Turning risky remote commands into safe, predictable workflows.
One of the most critical functions during the lifecycle of a connected device is sending and managing commands like Firmware Over-The-Air (FOTA) updates, configurations or any other custom commands to devices remotely.
Unlike standard SaaS apps where 'Undo' is easy, IoT commands carry a physical risk.
Pushing an incompatible file or losing connection during a command can permanently damage ("brick") the device hardware.
The team needed a safer way to send remote commands to connected devices.
Previously, our internal engineering team performed these high-risk operations using a custom-built Python tool. This workflow was fraught with usability issues.
High Risk of Error
No way to avoid wrong file selection or asset selection. It allowed whatever the user was doing, even if it's wrong.
Cognitive Load
Engineers worked under the constant stress that a single mistake could disable a fleet of vehicles.
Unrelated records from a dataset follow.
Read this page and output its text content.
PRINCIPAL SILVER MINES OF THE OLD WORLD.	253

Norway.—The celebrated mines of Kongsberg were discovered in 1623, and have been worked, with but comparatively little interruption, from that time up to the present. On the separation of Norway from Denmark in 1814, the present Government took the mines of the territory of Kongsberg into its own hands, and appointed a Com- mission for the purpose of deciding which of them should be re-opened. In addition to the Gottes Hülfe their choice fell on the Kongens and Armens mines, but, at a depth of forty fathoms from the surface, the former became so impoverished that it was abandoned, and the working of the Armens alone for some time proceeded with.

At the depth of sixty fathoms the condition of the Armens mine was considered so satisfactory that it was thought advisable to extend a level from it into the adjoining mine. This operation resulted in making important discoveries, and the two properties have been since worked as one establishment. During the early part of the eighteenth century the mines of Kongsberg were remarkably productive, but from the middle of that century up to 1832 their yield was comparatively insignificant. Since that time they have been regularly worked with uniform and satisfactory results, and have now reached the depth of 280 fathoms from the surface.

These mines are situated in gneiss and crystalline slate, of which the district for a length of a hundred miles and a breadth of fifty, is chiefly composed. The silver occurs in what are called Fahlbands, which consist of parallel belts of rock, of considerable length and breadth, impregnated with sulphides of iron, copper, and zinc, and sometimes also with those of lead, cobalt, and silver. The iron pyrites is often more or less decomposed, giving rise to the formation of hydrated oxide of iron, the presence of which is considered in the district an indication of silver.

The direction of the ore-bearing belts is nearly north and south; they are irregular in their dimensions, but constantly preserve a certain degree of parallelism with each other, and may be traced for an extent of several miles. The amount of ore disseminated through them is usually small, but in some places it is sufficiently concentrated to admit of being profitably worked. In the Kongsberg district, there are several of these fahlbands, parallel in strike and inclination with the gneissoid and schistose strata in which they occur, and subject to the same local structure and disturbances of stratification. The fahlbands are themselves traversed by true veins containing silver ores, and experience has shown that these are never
What if we could turn this moment of distress into the power of control?
😖→😤
Let's begin from the start and see how we achieved it.
This project was started as a separate module for Vec-TR.
Vec-TR is a comprehensive SaaS platform developed by Vecmocon to manage the lifecycle, monitoring, and configuration of connected vehicles and IoT devices.
It includes different modules, each with their own functions, and command center was going to be one of the critical functionality of this app.
Vec-TR
Organizations
Assets and Devices
Dashboard Management
User Management
Inventory
Command Center
Events
Reports
Role Management
Asset Groups
Route History
Data Profiles
At the heart of this ecosystem lies the VIM (Vehicle Intelligence Module). Think of the VIM as the "brain" of the connected vehicle. Physically installed on the asset, it acts as a central gateway, aggregating critical telemetry data from sub-components like the Battery Management System (BMS) and Motor Controller.
The communication flow is bi-directional, creating a constant feedback loop
Upstream (Telemetry)
The VIM constantly pushes health and status data to the cloud, which Vec-TR visualizes for the user.
Downstream (Command & Control)
This was our design focus. The user needs to send complex instructions—such as configuration changes or firmware updates—from the Vec-TR web dashboard back to the VIM.
While the team was facing a lot of problems, those all could be categorized into three categories.
There were three main problems that the team was facing.
Decentralized Data & Version Chaos
Firmware files existed in a fragmented state, often shared via chat or stored on local drives. This lack of a "Single Source of Truth" made version control nearly impossible, leading to a high risk of engineers manually handing off and deploying outdated or unverified code.
High Cognitive Load & Lack of Guardrails
The workflow relied entirely on human vigilance to prevent disasters. Without system-level validation, it was dangerously easy to select an incompatible file or target the wrong vehicle. Crucially, the lack of a "Testing Ground" meant engineers had to push updates directly to production without a safe staging environment.
Operational Blindness (The "Black Box" Problem)
Once a command was triggered via the script, it entered a void. Engineers had no real-time visibility into the campaign's progress and, most critically, lacked an "Emergency Brake." If a deployment started failing, there was no way to pause or abort the operation, leaving the fleet vulnerable until the script finished.